Emilie Benoist — Source d’ondes

Exposition

Design, installations, sculpture

Emilie Benoist
Source d’ondes

Passé : 15 mai → 15 juillet 2013

Depuis plus d’une dizaine d’années, Emilie Benoist élabore, à travers dessins et sculptures, des fictions spéculatives sur l’évolution du monde, passée, présente, à venir. Des fictions documentées, merveilleuses, hallucinées, nous parlant de mémoire, de collection et de recollection, de la connaissance forcément allusive des choses ainsi que des images familières qui accompagnent l’enracinement des croyances — y compris celle en la science. Les œuvres d’Emilie Benoist se donnent comme des bribes de ces fictions.

Dans cette exposition intitulée Source d’ondes, l’artiste poursuit et développe ses réflexions tout en accentuant encore davantage l’abstraction vers laquelle elle tend depuis ses premiers travaux. Elle y présente deux œuvres inédites : la sculpture Macro-monde/Mm (2013), qui renvoie à Micro-mousse/Mm (2010) présentée récemment au Collège des Bernardins, ainsi que la série Lumière blanche/Lb (2012-2013) accrochée en deux grilles de 12 dessins.

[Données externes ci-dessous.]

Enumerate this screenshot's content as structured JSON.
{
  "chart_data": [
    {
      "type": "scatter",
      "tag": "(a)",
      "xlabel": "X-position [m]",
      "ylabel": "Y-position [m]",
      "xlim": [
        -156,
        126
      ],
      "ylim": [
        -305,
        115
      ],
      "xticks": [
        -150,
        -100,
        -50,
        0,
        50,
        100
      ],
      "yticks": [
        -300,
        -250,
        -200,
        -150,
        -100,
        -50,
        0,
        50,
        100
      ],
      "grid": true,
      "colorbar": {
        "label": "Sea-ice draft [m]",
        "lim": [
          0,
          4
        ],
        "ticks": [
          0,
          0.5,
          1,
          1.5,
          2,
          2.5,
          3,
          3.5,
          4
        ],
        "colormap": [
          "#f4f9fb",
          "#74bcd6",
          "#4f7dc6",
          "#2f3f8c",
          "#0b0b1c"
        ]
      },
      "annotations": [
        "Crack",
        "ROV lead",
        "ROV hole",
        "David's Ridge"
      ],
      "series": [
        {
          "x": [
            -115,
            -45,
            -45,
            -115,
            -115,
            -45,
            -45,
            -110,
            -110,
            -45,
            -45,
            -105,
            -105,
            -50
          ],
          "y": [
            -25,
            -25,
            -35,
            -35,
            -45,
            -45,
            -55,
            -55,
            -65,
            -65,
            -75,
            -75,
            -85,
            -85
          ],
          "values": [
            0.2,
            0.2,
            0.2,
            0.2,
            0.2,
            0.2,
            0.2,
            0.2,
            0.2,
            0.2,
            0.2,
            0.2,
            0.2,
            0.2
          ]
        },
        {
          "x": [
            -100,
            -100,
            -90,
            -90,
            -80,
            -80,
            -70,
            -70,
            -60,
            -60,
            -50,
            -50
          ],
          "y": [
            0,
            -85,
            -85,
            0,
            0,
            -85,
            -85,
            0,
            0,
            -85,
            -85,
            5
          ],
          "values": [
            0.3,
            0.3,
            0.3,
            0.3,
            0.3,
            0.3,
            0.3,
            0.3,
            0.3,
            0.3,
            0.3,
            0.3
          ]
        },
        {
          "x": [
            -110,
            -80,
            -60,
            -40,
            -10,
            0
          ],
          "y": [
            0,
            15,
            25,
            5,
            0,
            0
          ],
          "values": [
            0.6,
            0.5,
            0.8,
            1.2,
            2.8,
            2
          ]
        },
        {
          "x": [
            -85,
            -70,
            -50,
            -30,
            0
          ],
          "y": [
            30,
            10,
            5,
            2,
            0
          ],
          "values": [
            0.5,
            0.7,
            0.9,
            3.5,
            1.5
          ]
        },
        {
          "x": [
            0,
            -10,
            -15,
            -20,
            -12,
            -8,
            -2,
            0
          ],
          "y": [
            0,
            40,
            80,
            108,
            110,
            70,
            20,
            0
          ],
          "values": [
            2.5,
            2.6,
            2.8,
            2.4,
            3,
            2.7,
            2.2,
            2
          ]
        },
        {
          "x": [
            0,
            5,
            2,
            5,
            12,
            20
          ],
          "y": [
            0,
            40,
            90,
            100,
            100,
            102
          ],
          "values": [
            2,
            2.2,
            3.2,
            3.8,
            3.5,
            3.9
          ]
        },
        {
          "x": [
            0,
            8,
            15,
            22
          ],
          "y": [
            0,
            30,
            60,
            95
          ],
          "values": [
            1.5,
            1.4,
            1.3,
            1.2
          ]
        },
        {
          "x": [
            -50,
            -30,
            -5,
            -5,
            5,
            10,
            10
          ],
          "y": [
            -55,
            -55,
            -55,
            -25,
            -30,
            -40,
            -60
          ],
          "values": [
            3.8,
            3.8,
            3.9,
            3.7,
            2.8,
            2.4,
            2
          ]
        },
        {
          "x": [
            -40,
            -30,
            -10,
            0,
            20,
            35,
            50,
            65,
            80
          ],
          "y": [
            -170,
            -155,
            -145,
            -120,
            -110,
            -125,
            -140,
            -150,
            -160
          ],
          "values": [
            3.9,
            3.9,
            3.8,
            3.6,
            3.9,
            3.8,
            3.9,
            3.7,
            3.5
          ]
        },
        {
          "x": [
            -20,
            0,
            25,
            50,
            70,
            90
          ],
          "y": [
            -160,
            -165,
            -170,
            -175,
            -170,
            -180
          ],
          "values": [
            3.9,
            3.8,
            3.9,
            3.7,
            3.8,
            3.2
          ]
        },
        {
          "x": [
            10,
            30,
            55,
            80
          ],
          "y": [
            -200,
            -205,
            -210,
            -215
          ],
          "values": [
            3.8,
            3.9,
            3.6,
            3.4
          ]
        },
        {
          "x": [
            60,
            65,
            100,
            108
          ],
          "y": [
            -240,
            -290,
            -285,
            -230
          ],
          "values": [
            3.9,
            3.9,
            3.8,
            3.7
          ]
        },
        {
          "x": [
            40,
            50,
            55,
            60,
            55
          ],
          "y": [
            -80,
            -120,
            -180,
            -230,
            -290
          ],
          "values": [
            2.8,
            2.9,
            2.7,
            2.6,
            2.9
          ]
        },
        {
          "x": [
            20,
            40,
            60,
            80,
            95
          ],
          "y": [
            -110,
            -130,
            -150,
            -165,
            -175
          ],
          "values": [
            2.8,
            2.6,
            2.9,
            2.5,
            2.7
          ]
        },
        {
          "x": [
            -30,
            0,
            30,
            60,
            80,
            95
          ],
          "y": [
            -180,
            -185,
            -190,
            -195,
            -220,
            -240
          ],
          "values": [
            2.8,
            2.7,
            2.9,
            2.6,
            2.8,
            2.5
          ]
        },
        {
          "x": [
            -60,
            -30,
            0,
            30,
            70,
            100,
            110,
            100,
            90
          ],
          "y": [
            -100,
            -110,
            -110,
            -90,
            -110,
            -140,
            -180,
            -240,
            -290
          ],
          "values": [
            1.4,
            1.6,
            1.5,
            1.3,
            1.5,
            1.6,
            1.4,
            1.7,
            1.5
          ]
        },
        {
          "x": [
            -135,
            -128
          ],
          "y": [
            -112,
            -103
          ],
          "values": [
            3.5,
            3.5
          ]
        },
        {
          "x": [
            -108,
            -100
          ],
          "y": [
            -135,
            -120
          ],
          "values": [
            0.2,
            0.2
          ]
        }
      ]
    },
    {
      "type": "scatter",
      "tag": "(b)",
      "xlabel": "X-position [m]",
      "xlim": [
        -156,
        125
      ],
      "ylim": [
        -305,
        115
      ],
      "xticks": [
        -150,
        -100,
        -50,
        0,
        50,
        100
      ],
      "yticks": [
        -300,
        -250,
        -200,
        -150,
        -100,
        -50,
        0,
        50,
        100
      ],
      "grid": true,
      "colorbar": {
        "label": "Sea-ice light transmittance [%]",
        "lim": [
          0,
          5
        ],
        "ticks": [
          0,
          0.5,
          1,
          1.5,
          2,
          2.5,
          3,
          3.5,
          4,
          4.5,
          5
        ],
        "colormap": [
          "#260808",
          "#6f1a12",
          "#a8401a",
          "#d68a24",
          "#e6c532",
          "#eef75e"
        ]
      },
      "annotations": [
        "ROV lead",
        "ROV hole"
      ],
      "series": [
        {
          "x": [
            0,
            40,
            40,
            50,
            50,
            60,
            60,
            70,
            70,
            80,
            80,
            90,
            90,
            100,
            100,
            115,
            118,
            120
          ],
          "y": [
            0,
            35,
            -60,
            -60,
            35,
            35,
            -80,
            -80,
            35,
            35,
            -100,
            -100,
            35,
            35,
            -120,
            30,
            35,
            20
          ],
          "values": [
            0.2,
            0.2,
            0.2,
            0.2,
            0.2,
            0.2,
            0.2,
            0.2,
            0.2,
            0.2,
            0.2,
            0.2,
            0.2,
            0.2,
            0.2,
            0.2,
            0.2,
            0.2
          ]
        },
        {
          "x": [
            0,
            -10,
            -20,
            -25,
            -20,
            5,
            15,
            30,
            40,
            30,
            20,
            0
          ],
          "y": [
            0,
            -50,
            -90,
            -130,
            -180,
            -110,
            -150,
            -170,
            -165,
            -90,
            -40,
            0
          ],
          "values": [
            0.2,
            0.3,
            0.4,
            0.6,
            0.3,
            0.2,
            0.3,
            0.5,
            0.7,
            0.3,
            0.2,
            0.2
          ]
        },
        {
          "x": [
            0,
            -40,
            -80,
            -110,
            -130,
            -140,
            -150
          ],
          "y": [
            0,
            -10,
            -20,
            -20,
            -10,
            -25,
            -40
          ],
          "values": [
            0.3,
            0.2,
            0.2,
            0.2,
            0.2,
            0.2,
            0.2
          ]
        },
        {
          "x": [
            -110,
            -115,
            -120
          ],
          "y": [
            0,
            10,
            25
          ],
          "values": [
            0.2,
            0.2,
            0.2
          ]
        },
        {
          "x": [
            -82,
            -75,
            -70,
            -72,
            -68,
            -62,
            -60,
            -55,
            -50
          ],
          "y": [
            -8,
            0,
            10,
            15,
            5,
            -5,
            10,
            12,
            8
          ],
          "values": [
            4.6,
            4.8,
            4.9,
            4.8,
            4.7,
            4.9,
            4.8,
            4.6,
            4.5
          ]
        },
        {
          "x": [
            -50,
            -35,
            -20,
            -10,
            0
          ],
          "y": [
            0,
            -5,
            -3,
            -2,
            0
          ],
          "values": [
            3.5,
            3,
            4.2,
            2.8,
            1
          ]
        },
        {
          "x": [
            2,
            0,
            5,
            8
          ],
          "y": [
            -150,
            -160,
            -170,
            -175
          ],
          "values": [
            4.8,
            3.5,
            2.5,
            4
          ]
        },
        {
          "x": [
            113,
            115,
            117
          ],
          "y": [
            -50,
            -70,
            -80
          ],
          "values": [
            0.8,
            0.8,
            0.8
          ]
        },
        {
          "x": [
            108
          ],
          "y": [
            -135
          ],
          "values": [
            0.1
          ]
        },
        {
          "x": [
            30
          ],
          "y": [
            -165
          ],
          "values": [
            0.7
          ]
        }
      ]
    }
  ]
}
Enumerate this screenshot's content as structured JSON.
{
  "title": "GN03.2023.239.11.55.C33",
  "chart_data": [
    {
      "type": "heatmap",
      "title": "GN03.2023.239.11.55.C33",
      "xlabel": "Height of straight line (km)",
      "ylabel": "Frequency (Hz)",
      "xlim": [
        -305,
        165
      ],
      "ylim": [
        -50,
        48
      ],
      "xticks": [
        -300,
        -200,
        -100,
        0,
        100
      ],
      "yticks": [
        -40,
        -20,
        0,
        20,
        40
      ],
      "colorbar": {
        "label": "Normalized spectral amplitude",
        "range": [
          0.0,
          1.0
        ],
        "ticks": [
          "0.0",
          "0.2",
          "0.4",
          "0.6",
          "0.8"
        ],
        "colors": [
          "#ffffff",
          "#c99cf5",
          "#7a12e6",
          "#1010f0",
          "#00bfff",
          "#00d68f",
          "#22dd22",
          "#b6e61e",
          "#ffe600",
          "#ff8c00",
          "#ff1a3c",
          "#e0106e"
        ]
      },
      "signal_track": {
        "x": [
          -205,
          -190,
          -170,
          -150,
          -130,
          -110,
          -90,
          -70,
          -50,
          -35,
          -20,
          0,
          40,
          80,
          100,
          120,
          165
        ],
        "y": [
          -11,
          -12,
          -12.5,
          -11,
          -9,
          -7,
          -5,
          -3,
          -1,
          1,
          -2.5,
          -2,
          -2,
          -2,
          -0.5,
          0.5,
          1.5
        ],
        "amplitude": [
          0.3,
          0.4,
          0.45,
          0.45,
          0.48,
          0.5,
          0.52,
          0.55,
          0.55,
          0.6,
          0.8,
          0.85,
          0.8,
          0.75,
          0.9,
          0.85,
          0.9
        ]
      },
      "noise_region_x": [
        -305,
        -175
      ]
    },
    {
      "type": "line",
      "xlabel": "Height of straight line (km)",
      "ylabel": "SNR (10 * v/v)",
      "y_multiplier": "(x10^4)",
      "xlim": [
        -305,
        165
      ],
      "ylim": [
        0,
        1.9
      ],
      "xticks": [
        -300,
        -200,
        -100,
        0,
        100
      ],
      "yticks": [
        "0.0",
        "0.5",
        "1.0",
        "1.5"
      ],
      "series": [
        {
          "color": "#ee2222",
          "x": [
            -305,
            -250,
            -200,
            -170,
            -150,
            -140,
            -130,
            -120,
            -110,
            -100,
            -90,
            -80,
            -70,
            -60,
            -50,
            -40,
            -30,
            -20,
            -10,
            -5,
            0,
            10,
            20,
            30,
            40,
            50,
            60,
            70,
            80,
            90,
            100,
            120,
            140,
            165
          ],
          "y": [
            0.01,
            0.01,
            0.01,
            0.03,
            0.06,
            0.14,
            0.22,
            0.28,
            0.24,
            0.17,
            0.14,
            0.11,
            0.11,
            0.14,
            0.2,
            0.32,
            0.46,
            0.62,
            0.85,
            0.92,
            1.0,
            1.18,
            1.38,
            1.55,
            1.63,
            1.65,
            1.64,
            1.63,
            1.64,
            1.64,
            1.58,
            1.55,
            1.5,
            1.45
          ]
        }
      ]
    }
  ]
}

Inspirée par les expériences d’Isaac Newton sur la décomposition du spectre lumineux, Lumière blanche/Lb décline des visions — dans tous les sens du terme — ponctuées de diagrammes et autres formes circulaires revenant en leitmotiv dans le travail de l’artiste. On y reconnaît ici, des armes de l’époque mérovingienne, une rétine, un disque vinyle, trois pierres maoris, l’atelier de Mark Rothko, des photogrammes tirés du film Désert rouge (1964) de Michelangelo Antonioni. On peut balayer la série du regard, emprunter son propre chemin visuel, les images n’en surgissant pas moins comme pures sensations, représentations mentales, réminiscences d’œuvres antérieures. Il est toujours question de transformation de la matière chez Emilie Benoist. Sans pour autant prendre à rebours le processus alchimique qui semble métaphoriquement à l’œuvre dans l’évolution des dessins, Source d’ondes replonge le spectateur dans l’ombre, dès la seconde salle de l’exposition, ou, plus exactement, le fait basculer du rayonnement vers l’irradiation. On y découvre Macro-monde/Mm, échantillon de paysage posé au sol et dont l’inclinaison suggère l’imminence de l’effondrement. Le danger est d’autant plus prégnant que le volume paraît lourd, sombre, pareil à un rocher prêt à dévaler la pente. Il est principalement constitué de milliers de microbilles de polymères dont l’artiste fait un usage récurrent et qui sont comme autant de pixels, de particules ou de molécules. Macro-monde opère une coupe géologique dans un environnement post-apocalyptique. On y distingue des strates de verre noir et de morceaux de pneu, des incrustations de verre transparent et de végétaux rougeoyants comme des soufrières, quelques mousses ici et là. On pense pêle-mêle au monolithe noir, au ruisselant Vollmond de Pina Baush, à l’imagerie cyberpunk d’un Manabu Ikeda, aux ruines du futur — celles d’Andrei Tarkovski comme celles de Chris Cornish. Mais ces références sont vite balayées par la saturation plastique qui condense menaces écologiques, énergétiques, démographiques, tout en rendant au spectateur le plaisir enfantin d’une observation attentive de ce monde en réduction.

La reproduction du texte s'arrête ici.